Speaking to journalists following the annual
report of the Crisis Pregnancy Agency yesterday
morning, Ms Harney said she was "open
to having a liberal regime as far as the availability
of contraception is concerned because above
all else we want to avoid crisis pregnancies."
She added: "We want to avoid young people
finding themselves, young women as I understand
it, as young as 11, finding themselves in a
crisis pregnancy situation. That is very undesirable."
She said she had been informed by a member of
the Irish Nurses' Organisation who counsels
those with crisis pregnancies and who had dealt
with sexually active girls as young as 11.
"Much and all as we may find that astonishing,
and it is astonishing, I think we have to deal
with the reality, and the consequences of that
mean that we have to promote more widely through
schools and youth clubs and areas where young
people associate, the availability of contraception.

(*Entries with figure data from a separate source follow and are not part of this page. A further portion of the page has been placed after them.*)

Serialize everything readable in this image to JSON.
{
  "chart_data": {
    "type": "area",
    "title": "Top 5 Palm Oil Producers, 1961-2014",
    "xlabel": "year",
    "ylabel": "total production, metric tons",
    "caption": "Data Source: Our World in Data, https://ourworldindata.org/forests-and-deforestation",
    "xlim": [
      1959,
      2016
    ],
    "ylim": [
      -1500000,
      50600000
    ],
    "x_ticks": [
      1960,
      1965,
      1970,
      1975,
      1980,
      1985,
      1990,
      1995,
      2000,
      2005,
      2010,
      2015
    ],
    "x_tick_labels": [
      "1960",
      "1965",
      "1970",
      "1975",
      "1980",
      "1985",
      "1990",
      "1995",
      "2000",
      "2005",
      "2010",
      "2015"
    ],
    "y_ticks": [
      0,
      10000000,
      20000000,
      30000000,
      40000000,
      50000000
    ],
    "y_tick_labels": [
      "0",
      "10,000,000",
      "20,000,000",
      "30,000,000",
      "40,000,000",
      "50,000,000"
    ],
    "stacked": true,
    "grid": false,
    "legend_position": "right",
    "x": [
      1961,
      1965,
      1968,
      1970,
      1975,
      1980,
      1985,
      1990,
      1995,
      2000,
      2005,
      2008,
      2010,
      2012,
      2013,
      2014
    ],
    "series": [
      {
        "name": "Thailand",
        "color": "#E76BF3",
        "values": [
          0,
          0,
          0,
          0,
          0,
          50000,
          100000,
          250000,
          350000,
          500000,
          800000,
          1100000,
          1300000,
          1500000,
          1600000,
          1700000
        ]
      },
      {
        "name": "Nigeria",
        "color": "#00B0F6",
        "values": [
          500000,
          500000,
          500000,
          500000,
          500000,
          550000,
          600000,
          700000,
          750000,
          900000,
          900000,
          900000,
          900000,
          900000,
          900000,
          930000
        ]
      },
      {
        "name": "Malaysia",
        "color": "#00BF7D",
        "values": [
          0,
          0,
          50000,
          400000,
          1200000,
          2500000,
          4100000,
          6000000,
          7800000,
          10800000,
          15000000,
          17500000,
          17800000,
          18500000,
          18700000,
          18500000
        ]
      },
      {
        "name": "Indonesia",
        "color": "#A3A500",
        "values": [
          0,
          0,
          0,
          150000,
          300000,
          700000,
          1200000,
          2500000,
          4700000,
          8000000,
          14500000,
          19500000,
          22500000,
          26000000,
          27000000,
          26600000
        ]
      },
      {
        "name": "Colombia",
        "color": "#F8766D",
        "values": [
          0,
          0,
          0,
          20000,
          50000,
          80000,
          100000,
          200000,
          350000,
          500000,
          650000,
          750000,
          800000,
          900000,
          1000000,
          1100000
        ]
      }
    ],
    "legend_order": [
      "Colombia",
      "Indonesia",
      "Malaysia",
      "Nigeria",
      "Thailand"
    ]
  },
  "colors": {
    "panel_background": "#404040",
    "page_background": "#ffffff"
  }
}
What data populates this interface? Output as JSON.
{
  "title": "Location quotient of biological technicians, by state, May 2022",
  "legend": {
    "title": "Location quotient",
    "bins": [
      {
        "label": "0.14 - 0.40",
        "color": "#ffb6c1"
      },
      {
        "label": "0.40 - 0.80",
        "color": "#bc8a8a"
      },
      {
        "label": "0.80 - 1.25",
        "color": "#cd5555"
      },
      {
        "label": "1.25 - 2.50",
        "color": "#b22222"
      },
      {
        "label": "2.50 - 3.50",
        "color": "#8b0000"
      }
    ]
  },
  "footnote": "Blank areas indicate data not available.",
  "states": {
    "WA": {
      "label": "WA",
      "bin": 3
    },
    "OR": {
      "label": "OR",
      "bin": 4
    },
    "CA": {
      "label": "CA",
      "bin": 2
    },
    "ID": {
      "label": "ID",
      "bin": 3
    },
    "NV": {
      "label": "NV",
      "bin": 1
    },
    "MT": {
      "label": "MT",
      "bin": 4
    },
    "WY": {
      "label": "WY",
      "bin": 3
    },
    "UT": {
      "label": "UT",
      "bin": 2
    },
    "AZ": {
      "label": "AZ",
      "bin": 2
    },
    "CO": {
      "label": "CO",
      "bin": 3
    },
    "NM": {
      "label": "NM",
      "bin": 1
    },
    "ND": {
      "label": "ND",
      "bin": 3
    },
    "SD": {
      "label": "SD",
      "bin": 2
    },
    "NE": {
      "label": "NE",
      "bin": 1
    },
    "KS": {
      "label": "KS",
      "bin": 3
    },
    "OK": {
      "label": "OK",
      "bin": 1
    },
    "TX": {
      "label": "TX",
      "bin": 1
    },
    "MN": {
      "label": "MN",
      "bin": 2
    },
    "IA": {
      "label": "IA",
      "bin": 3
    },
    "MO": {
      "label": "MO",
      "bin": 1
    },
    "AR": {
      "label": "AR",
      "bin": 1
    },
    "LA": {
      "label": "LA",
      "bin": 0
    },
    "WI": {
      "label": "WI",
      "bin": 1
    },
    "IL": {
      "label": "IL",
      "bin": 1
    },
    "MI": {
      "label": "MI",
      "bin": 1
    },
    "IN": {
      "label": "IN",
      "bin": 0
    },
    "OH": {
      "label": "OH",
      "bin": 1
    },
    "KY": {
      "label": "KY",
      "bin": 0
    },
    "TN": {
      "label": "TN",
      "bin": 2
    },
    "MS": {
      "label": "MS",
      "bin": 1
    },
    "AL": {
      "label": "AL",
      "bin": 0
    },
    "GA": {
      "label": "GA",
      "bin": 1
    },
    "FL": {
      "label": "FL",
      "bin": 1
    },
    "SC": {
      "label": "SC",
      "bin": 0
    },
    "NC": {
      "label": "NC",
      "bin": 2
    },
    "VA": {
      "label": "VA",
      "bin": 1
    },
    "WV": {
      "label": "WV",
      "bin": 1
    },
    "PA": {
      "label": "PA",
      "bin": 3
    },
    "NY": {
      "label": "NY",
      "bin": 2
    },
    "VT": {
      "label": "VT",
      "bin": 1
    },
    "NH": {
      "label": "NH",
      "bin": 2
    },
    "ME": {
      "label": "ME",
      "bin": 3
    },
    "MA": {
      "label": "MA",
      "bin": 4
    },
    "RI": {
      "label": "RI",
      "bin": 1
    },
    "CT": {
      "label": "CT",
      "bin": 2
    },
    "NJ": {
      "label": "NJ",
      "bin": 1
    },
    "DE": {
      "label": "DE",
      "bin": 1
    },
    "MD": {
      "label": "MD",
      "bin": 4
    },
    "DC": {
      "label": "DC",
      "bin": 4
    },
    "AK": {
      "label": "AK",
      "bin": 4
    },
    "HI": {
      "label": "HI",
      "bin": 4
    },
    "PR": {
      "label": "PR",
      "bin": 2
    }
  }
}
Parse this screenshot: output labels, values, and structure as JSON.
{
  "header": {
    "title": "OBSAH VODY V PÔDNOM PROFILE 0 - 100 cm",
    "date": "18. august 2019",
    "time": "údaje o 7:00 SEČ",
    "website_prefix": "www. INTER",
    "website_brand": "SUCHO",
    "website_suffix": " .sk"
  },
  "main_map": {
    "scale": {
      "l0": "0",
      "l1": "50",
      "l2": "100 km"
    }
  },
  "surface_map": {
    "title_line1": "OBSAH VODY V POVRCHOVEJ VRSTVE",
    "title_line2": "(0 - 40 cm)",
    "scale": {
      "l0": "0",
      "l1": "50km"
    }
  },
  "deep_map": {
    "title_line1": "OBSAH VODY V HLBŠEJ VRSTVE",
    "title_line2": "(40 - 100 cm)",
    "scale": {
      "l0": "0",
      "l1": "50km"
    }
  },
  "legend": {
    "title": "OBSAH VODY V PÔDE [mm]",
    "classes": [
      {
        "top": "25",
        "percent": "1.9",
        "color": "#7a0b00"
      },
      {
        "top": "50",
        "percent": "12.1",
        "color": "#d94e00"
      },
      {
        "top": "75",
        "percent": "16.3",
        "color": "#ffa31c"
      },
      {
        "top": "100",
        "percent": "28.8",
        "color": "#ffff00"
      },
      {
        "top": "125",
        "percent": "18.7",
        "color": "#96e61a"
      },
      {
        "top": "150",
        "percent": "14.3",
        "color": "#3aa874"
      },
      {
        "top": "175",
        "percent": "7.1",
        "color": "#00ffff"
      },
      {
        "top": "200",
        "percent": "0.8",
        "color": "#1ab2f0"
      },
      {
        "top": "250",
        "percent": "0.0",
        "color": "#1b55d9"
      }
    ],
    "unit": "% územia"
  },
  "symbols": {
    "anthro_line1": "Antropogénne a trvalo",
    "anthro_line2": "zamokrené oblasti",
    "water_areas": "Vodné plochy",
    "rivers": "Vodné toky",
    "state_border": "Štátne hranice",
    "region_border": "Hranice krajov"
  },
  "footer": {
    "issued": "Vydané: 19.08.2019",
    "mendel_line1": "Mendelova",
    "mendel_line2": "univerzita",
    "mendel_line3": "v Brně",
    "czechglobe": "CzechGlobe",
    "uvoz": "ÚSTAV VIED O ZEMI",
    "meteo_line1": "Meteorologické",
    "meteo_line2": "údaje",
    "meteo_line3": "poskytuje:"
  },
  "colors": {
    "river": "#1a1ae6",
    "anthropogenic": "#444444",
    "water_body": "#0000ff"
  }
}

"And we have to make sure that if the
morning-after pill is required, then it is
available to somebody in that age group because
clearly they're under age.
"A doctor can't prescribe to somebody as
young as 11 without parental approval and huge
issues arise in relation to that."
She said that engaging in sexual activity with
somebody under the age of 16 was statutory
rape.
"If it's happening then we need to deal
with the reality, and I'm open to hearing from
experts and counsellors and the agency in relation
to that matter and indeed educators."
Yesterday the Irish Medicines Board, which regulates
the availability of drugs in the State, said
the morning-after pill was not licensed for
use by anybody under the age of 16.
However, a doctor can decide to prescribe an
unlicensed product if he or she believes it
to be in the best interests of a patient, on
a case-by-case basis. Any prescriptions to
under-16s have to be made with the consent
of a parent or guardian, a spokeswoman said.
Dr O Cleirigh said the main issue regarding prescriptions
of the morning-after pill to under-16s related
to cases of teenage girls just under that age
threshold. "I do think you have to take
quite a pragmatic decision there, but again
you must have parental consent in relation
to a girl under the age of 16."
The National Parents Council last night said
sexual activity among 11-year-olds was a "child
protection issue" and sex education had
to be taught in every school.
Hazel Nolan, president of the Union of Secondary
Students of Ireland, said many students found
the level of sex education they received in
school was limited, especially in Catholic
institutions. "In a lot of schools you
are not allowed to show how to use a condom,
and that's a basic necessity. Young people
are going to have sex, and people are going
to have to wake up and think about it . . .
either we provide accurate information, or
students will learn it from TV shows."